ETA: consider this perhaps oddly-phrased wikipedia description of the end of an admittedly-obscure one-time cult favorite: “Her years in Arizona were troubled and chaotic, the details and particulars largely lost, and [Lydia] Tomkiw and her work faded from view. In September 2007, at age forty-eight, she died of natural causes in her apartment in Phoenix.” If “natural causes” simply means “not by external violence or suicide,” I guess it might be accurate, but it’s usually the sort of non-specific “cause” you mention for someone much older than 48.
What I immediately notice now on re-listening to Tomkiw all these years later is how strong her Chicago accent is.
@Vanya: It was only upon my moving to Chicago to resume my formal education in ’89 that it suddenly clicked for me why her voice sounded the way it did. I must not have been previously exposed to enough pop-culture representations/parodies of that particular sort of Chicago accent. (The affluent suburban kids in the John Hughes movies didn’t have them and shouldn’t have had them because those settings weren’t in the part of the metro area associated with the stronger versions of the accent.)
I confess I’ve never heard of Lydia Tomkiw or her group Algebra Suicide, but then Christgau doesn’t include them in his ’80s Record Guide, even in the unannotated list of 200 New Wave bands in the final appendix. (Happily, they don’t make his Meltdown list either.)

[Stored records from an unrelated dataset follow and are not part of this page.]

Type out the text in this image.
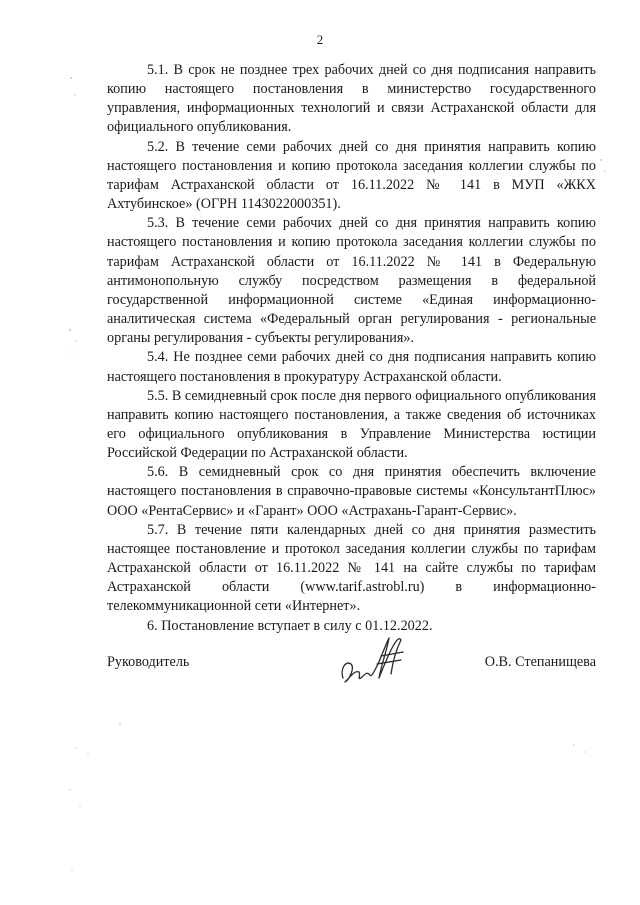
2

5.1. В срок не позднее трех рабочих дней со дня подписания направить копию настоящего постановления в министерство государственного управления, информационных технологий и связи Астраханской области для официального опубликования.

5.2. В течение семи рабочих дней со дня принятия направить копию настоящего постановления и копию протокола заседания коллегии службы по тарифам Астраханской области от 16.11.2022 № 141 в МУП «ЖКХ Ахтубинское» (ОГРН 1143022000351).

5.3. В течение семи рабочих дней со дня принятия направить копию настоящего постановления и копию протокола заседания коллегии службы по тарифам Астраханской области от 16.11.2022 № 141 в Федеральную антимонопольную службу посредством размещения в федеральной государственной информационной системе «Единая информационно-аналитическая система «Федеральный орган регулирования - региональные органы регулирования - субъекты регулирования».

5.4. Не позднее семи рабочих дней со дня подписания направить копию настоящего постановления в прокуратуру Астраханской области.

5.5. В семидневный срок после дня первого официального опубликования направить копию настоящего постановления, а также сведения об источниках его официального опубликования в Управление Министерства юстиции Российской Федерации по Астраханской области.

5.6. В семидневный срок со дня принятия обеспечить включение настоящего постановления в справочно-правовые системы «КонсультантПлюс» ООО «РентаСервис» и «Гарант» ООО «Астрахань-Гарант-Сервис».

5.7. В течение пяти календарных дней со дня принятия разместить настоящее постановление и протокол заседания коллегии службы по тарифам Астраханской области от 16.11.2022 № 141 на сайте службы по тарифам Астраханской области (www.tarif.astrobl.ru) в информационно-телекоммуникационной сети «Интернет».

6. Постановление вступает в силу с 01.12.2022.

Руководитель	О.В. Степанищева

@hat: I would say the “big hits” that exemplify the classic early Algebra Suicide style and give you a sense of Lydia’s distinctive voice (both her literal voice and “voice” as a lyricist) plus the guy’s musical-background stylings are “Little Dead Bodies” and “In Bed with Boys.” Both available on youtube in adequate fidelity, esp considering the lo-budget nature of the original recordings. By the time this was happening Xgau was aging and had gotten too infatuated with the latest sounds from e.g. Zaire (and or the relevant diaspora in Paris/Brussels) to pay enough attention to what was coming out of Chicago.
@J.W. – same with me. It wasn’t until the 1990s when I did some work in Chicago that I realized what a Chicago accent is. In fact I think Lydia speaks with what my Midwestern cousins would consider an almost stereotypical Chicago „Ukie/Polack“ accent.

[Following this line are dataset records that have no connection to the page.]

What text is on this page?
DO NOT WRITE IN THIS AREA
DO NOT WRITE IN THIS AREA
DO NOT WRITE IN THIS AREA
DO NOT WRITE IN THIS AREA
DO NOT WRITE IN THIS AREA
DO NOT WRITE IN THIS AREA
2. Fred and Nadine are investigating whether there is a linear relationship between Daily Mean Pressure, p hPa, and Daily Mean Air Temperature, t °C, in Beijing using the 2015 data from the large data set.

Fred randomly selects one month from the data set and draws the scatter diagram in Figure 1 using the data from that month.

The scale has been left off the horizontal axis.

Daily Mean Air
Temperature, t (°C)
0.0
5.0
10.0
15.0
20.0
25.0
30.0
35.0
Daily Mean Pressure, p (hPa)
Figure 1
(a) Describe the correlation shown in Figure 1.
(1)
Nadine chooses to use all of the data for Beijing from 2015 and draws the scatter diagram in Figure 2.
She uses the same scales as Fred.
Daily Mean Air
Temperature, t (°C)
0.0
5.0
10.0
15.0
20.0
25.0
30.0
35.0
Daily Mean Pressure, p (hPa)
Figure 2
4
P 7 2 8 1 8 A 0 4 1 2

I see Hedeker is now a venerable and respected professor of biostatistics at UChicago and plays in a rock/polka band in his spare time. His life apparently went on a completely different trajectory.
I am going to an aging-college-classmates get-together this weekend, where one of the rsvp’d classmates is the widow of a sadly departed fellow (1959-2023) who was the frontman of a more prominent (and straightforwardly punk-rock) mainstay of the Eighties Chicago scene than Algebra Suicide. Except I’m pretty sure she didn’t at the time follow that sort of music and likely initially fell for him in some later context where he was trying to hold down a straight grown-up job and his colorful backstory was not immediately evident.
Wasn’t distinguished back when Wilhelmus van Nassouwe was van duitsen bloed.
That would be a bit late for polytheists on the Rhine! The story is instead that somebody half-latinized it and restored the S in deus. A semicultismo by loan…
In non-rock-star premature-death-anniversary news (how’s that for a segue?) … I by chance recalled (then confirmed via the miracle of the internet) that this year will be the 40th anniversary of the premature death (age 55, cancer) of hat’s old teacher the Indo-Europeanist Warren Cowgill, who would almost certainly have been one of my own teachers had the onset/progress of the condition that killed him been deferred for another year or two. Death at 55 seemed pretty old back when I was 19 going on 20 (and my own parents were still in their forties)!